Mary Ann WRIGHTVice President, Global Technology and Innovation Accelerator • Johnson Controls Power Solutions • Age 48
First automotive job: Ford college graduate warranty analyst in 1988. I quickly realized that I had to get into engineering school.
Proudest professional achievement: Leading the Ford Escape Hybrid program was not only a really significant professional achievement, but it represented all the things I believed in. If I'm allowed to have two, at JCI we were the first company to put lithium ion in mass production on the road.
Current challenge at work: Helping to sort out the next generation of vehicle technology in terms of noninternal combustion engines, in terms of hybrids and electric vehicles. That's the challenge, figuring out what the market is going to look like.

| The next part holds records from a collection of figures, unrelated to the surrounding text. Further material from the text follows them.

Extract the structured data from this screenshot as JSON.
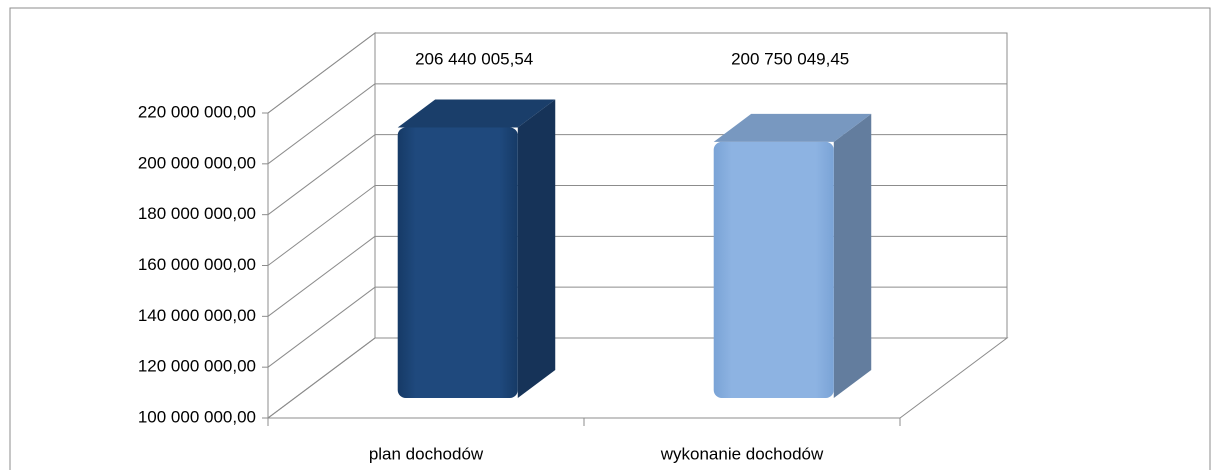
{
  "chart_data": {
    "type": "bar3d",
    "categories": [
      "plan dochodów",
      "wykonanie dochodów"
    ],
    "values": [
      206440005.54,
      200750049.45
    ],
    "value_labels": [
      "206 440 005,54",
      "200 750 049,45"
    ],
    "colors": [
      "#1f497d",
      "#8db3e2"
    ],
    "ylim": [
      100000000,
      220000000
    ],
    "yticks": [
      {
        "value": 100000000,
        "label": "100 000 000,00"
      },
      {
        "value": 120000000,
        "label": "120 000 000,00"
      },
      {
        "value": 140000000,
        "label": "140 000 000,00"
      },
      {
        "value": 160000000,
        "label": "160 000 000,00"
      },
      {
        "value": 180000000,
        "label": "180 000 000,00"
      },
      {
        "value": 200000000,
        "label": "200 000 000,00"
      },
      {
        "value": 220000000,
        "label": "220 000 000,00"
      }
    ],
    "grid": true
  }
}
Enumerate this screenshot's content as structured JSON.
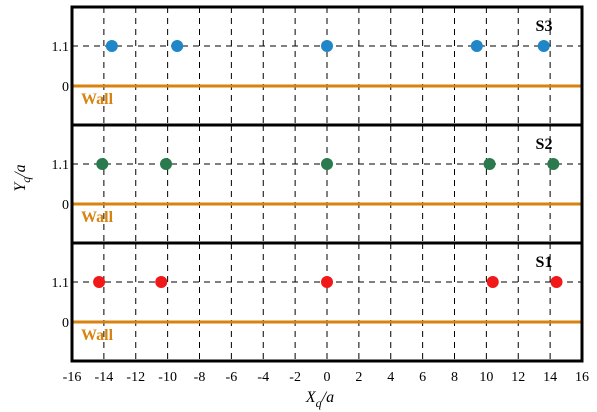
{
  "chart_data": {
    "type": "scatter",
    "xlabel": {
      "main": "X",
      "sub": "q",
      "rest": "/a"
    },
    "ylabel": {
      "main": "Y",
      "sub": "q",
      "rest": "/a"
    },
    "xlim": [
      -16,
      16
    ],
    "x_ticks": [
      -16,
      -14,
      -12,
      -10,
      -8,
      -6,
      -4,
      -2,
      0,
      2,
      4,
      6,
      8,
      10,
      12,
      14,
      16
    ],
    "y_tick_labels": [
      "1.1",
      "0"
    ],
    "grid": true,
    "wall": {
      "label": "Wall",
      "y": 0,
      "color": "#d9830f"
    },
    "panels": [
      {
        "label": "S3",
        "color": "#1f86c8",
        "points": [
          {
            "x": -13.5,
            "y": 1.1
          },
          {
            "x": -9.4,
            "y": 1.1
          },
          {
            "x": 0,
            "y": 1.1
          },
          {
            "x": 9.4,
            "y": 1.1
          },
          {
            "x": 13.6,
            "y": 1.1
          }
        ]
      },
      {
        "label": "S2",
        "color": "#2a7a4e",
        "points": [
          {
            "x": -14.1,
            "y": 1.1
          },
          {
            "x": -10.1,
            "y": 1.1
          },
          {
            "x": 0,
            "y": 1.1
          },
          {
            "x": 10.2,
            "y": 1.1
          },
          {
            "x": 14.2,
            "y": 1.1
          }
        ]
      },
      {
        "label": "S1",
        "color": "#f01818",
        "points": [
          {
            "x": -14.3,
            "y": 1.1
          },
          {
            "x": -10.4,
            "y": 1.1
          },
          {
            "x": 0,
            "y": 1.1
          },
          {
            "x": 10.4,
            "y": 1.1
          },
          {
            "x": 14.4,
            "y": 1.1
          }
        ]
      }
    ]
  }
}
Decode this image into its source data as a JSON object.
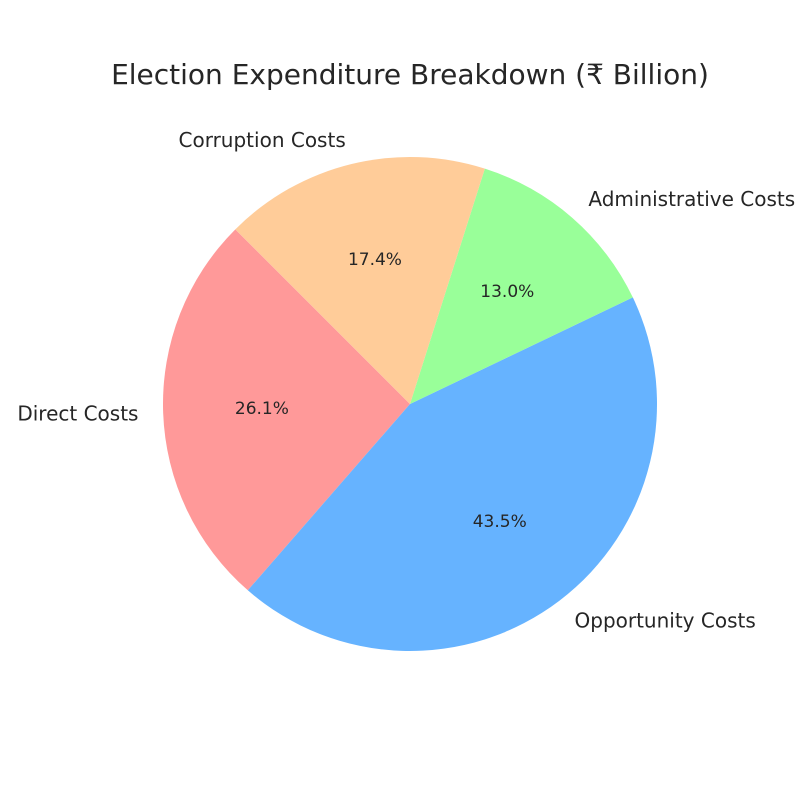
{
  "chart_data": {
    "type": "pie",
    "title": "Election Expenditure Breakdown (₹ Billion)",
    "start_angle_deg": 135,
    "direction": "counterclockwise",
    "slices": [
      {
        "label": "Direct Costs",
        "value": 26.1,
        "pct_label": "26.1%",
        "color": "#ff9999"
      },
      {
        "label": "Opportunity Costs",
        "value": 43.5,
        "pct_label": "43.5%",
        "color": "#66b3ff"
      },
      {
        "label": "Administrative Costs",
        "value": 13.0,
        "pct_label": "13.0%",
        "color": "#99ff99"
      },
      {
        "label": "Corruption Costs",
        "value": 17.4,
        "pct_label": "17.4%",
        "color": "#ffcc99"
      }
    ]
  }
}
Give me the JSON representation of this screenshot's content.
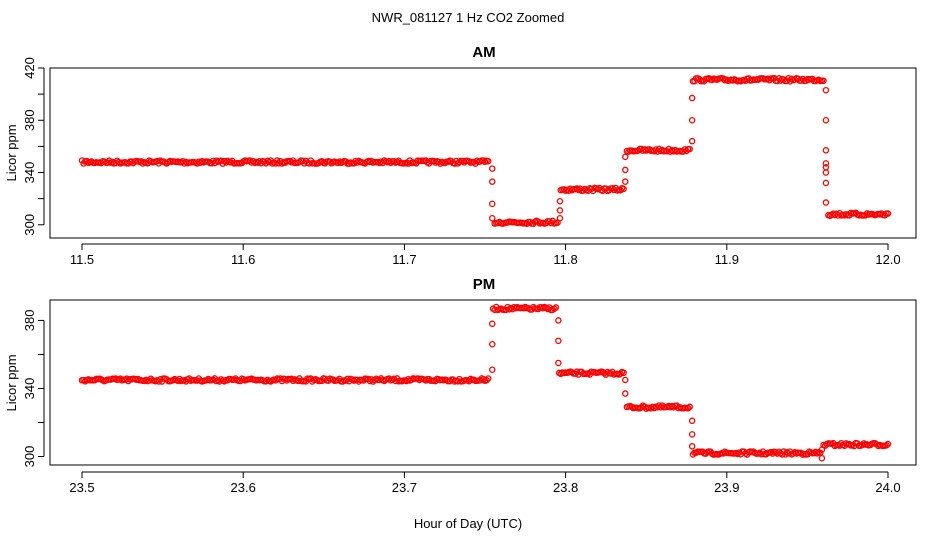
{
  "chart_data": {
    "type": "scatter",
    "title": "NWR_081127  1 Hz CO2 Zoomed",
    "xlabel": "Hour of Day (UTC)",
    "marker_color": "#ff0000",
    "panels": [
      {
        "name": "am",
        "title": "AM",
        "ylabel": "Licor ppm",
        "xlim": [
          11.5,
          12.0
        ],
        "ylim": [
          296,
          420
        ],
        "xticks": [
          11.5,
          11.6,
          11.7,
          11.8,
          11.9,
          12.0
        ],
        "xtick_labels": [
          "11.5",
          "11.6",
          "11.7",
          "11.8",
          "11.9",
          "12.0"
        ],
        "yticks": [
          300,
          340,
          380,
          420
        ],
        "ytick_labels": [
          "300",
          "340",
          "380",
          "420"
        ],
        "yticks_minor": [
          320,
          360,
          400
        ],
        "segments": [
          {
            "x0": 11.5,
            "x1": 11.752,
            "y": 348
          },
          {
            "x0": 11.756,
            "x1": 11.795,
            "y": 302
          },
          {
            "x0": 11.797,
            "x1": 11.836,
            "y": 327
          },
          {
            "x0": 11.838,
            "x1": 11.877,
            "y": 357
          },
          {
            "x0": 11.879,
            "x1": 11.96,
            "y": 411
          },
          {
            "x0": 11.963,
            "x1": 12.0,
            "y": 308
          }
        ],
        "transitions": [
          {
            "x": 11.7545,
            "values": [
              343,
              333,
              316,
              305
            ]
          },
          {
            "x": 11.7965,
            "values": [
              305,
              311,
              318
            ]
          },
          {
            "x": 11.837,
            "values": [
              333,
              342,
              352
            ]
          },
          {
            "x": 11.8785,
            "values": [
              364,
              380,
              397
            ]
          },
          {
            "x": 11.9615,
            "values": [
              403,
              380,
              357,
              347,
              344,
              340,
              332,
              317
            ]
          }
        ]
      },
      {
        "name": "pm",
        "title": "PM",
        "ylabel": "Licor ppm",
        "xlim": [
          23.5,
          24.0
        ],
        "ylim": [
          295,
          392
        ],
        "xticks": [
          23.5,
          23.6,
          23.7,
          23.8,
          23.9,
          24.0
        ],
        "xtick_labels": [
          "23.5",
          "23.6",
          "23.7",
          "23.8",
          "23.9",
          "24.0"
        ],
        "yticks": [
          300,
          340,
          380
        ],
        "ytick_labels": [
          "300",
          "340",
          "380"
        ],
        "yticks_minor": [
          320,
          360
        ],
        "segments": [
          {
            "x0": 23.5,
            "x1": 23.752,
            "y": 345
          },
          {
            "x0": 23.755,
            "x1": 23.794,
            "y": 387
          },
          {
            "x0": 23.796,
            "x1": 23.836,
            "y": 349
          },
          {
            "x0": 23.838,
            "x1": 23.877,
            "y": 329
          },
          {
            "x0": 23.879,
            "x1": 23.958,
            "y": 302
          },
          {
            "x0": 23.96,
            "x1": 24.0,
            "y": 307
          }
        ],
        "transitions": [
          {
            "x": 23.7545,
            "values": [
              351,
              366,
              378
            ]
          },
          {
            "x": 23.7955,
            "values": [
              380,
              368,
              355
            ]
          },
          {
            "x": 23.837,
            "values": [
              345,
              337
            ]
          },
          {
            "x": 23.8785,
            "values": [
              321,
              313,
              306
            ]
          },
          {
            "x": 23.959,
            "values": [
              299,
              304
            ]
          }
        ]
      }
    ]
  }
}
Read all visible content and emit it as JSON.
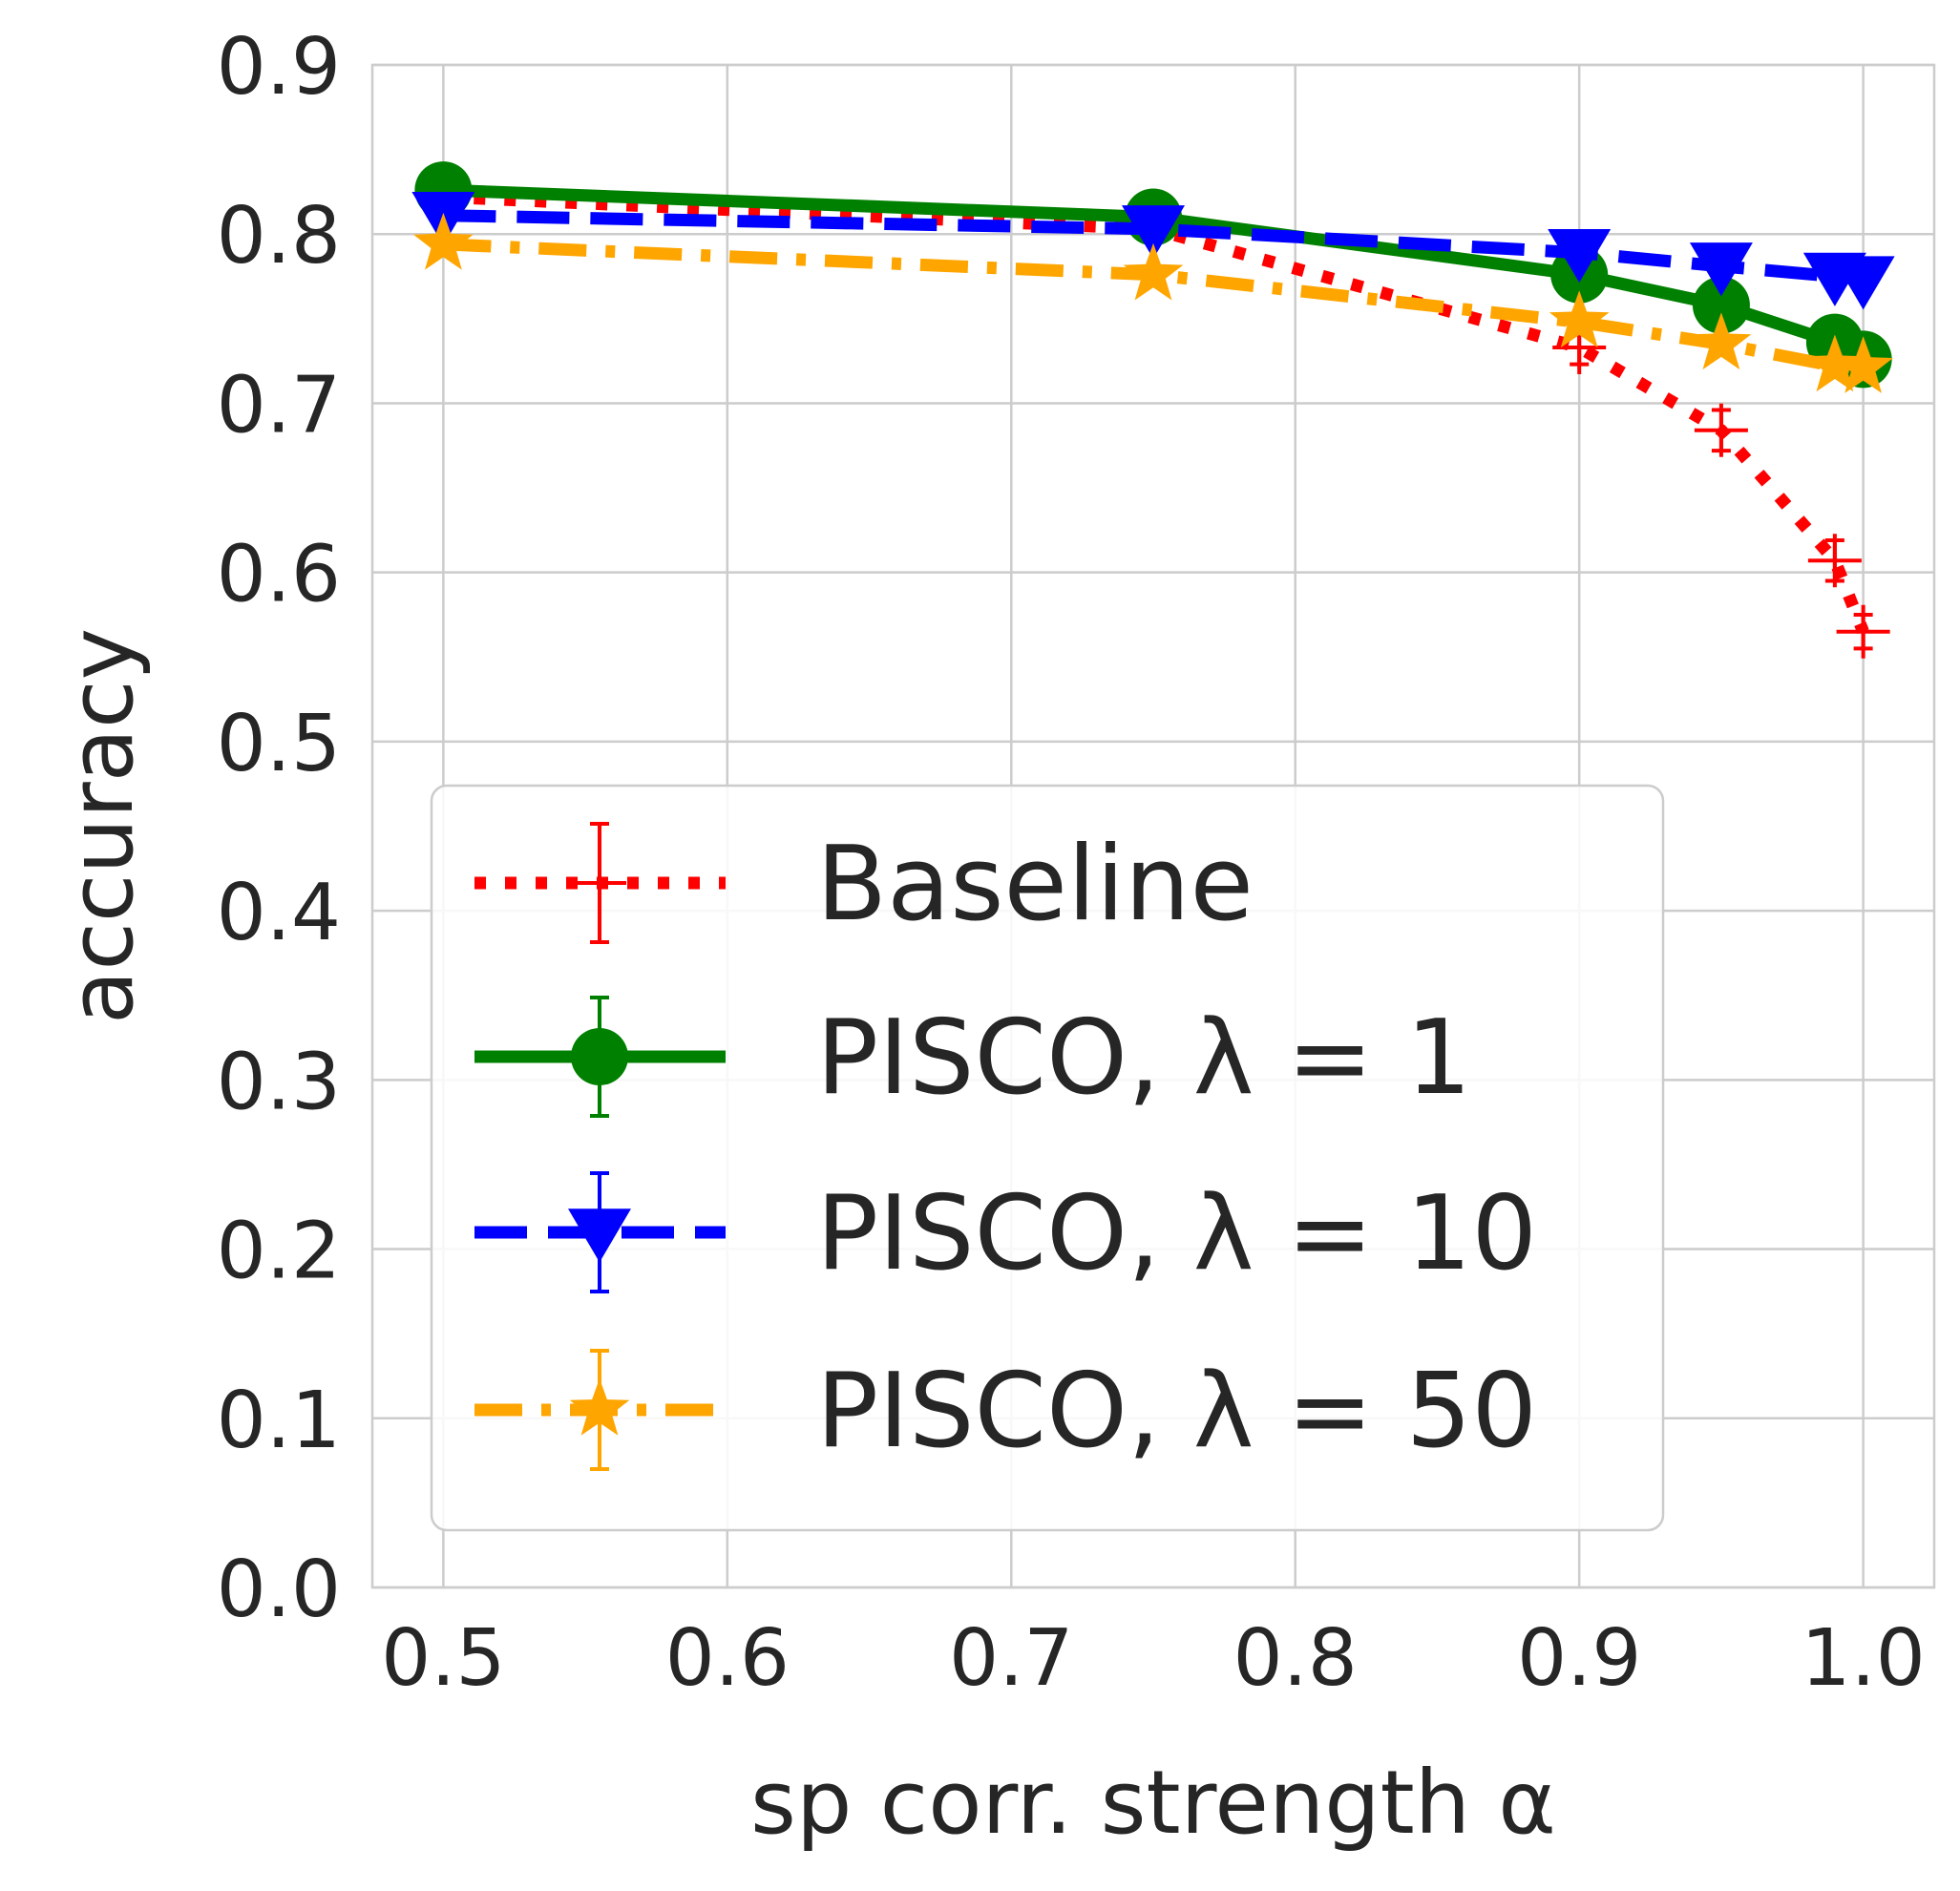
{
  "chart_data": {
    "type": "line",
    "xlabel": "sp corr. strength α",
    "ylabel": "accuracy",
    "xlim": [
      0.475,
      1.025
    ],
    "ylim": [
      0.0,
      0.9
    ],
    "xticks": [
      "0.5",
      "0.6",
      "0.7",
      "0.8",
      "0.9",
      "1.0"
    ],
    "yticks": [
      "0.0",
      "0.1",
      "0.2",
      "0.3",
      "0.4",
      "0.5",
      "0.6",
      "0.7",
      "0.8",
      "0.9"
    ],
    "grid": true,
    "legend_position": "lower-left",
    "series": [
      {
        "name": "Baseline",
        "legend_label": "Baseline",
        "color": "#ff0000",
        "linestyle": "dotted",
        "marker": "plus",
        "x": [
          0.5,
          0.75,
          0.9,
          0.95,
          0.99,
          1.0
        ],
        "y": [
          0.822,
          0.803,
          0.733,
          0.684,
          0.607,
          0.565
        ],
        "err": [
          0.003,
          0.004,
          0.01,
          0.012,
          0.012,
          0.01
        ]
      },
      {
        "name": "PISCO, λ = 1",
        "legend_label": "PISCO, λ = 1",
        "color": "#008000",
        "linestyle": "solid",
        "marker": "circle",
        "x": [
          0.5,
          0.75,
          0.9,
          0.95,
          0.99,
          1.0
        ],
        "y": [
          0.826,
          0.81,
          0.776,
          0.758,
          0.736,
          0.726
        ],
        "err": [
          0.003,
          0.004,
          0.005,
          0.005,
          0.005,
          0.005
        ]
      },
      {
        "name": "PISCO, λ = 10",
        "legend_label": "PISCO, λ = 10",
        "color": "#0000ff",
        "linestyle": "dashed",
        "marker": "triangle-down",
        "x": [
          0.5,
          0.75,
          0.9,
          0.95,
          0.99,
          1.0
        ],
        "y": [
          0.811,
          0.803,
          0.789,
          0.781,
          0.775,
          0.773
        ],
        "err": [
          0.003,
          0.003,
          0.004,
          0.004,
          0.004,
          0.004
        ]
      },
      {
        "name": "PISCO, λ = 50",
        "legend_label": "PISCO, λ = 50",
        "color": "#ffa500",
        "linestyle": "dashdot",
        "marker": "star",
        "x": [
          0.5,
          0.75,
          0.9,
          0.95,
          0.99,
          1.0
        ],
        "y": [
          0.794,
          0.776,
          0.748,
          0.735,
          0.722,
          0.721
        ],
        "err": [
          0.003,
          0.004,
          0.005,
          0.005,
          0.005,
          0.005
        ]
      }
    ]
  }
}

Why does the auto industry seem like a difficult environment for female executives? Until 15 years ago, it was just a male-dominated industry. If you think about the engineering schools 15 or 20 years ago, there were predominantly males in the schools. Now that's changed significantly, but until recently the population of women in technical disciplines was not there.
How has the recession affected opportunities and the work environment for women in the industry? I don't think it has impacted women uniquely from anybody else. I do think as we're coming out of this, there's a new look to the automotive industry, and there's an awful lot of opportunities for women.
On a defining moment: What I saw pretty early on was Ford taking a bold move and putting a woman in a senior technical position. One of my girlfriends was the first female chief engineer, for the Aerostar [minivan]. That was really reaffirming that the hard work that I was doing was worthwhile, that there was an opportunity to grow.
What you do to relax: I'm a pilot. I don't get to do it as much as I want. I love to read, and I am a voracious workout person.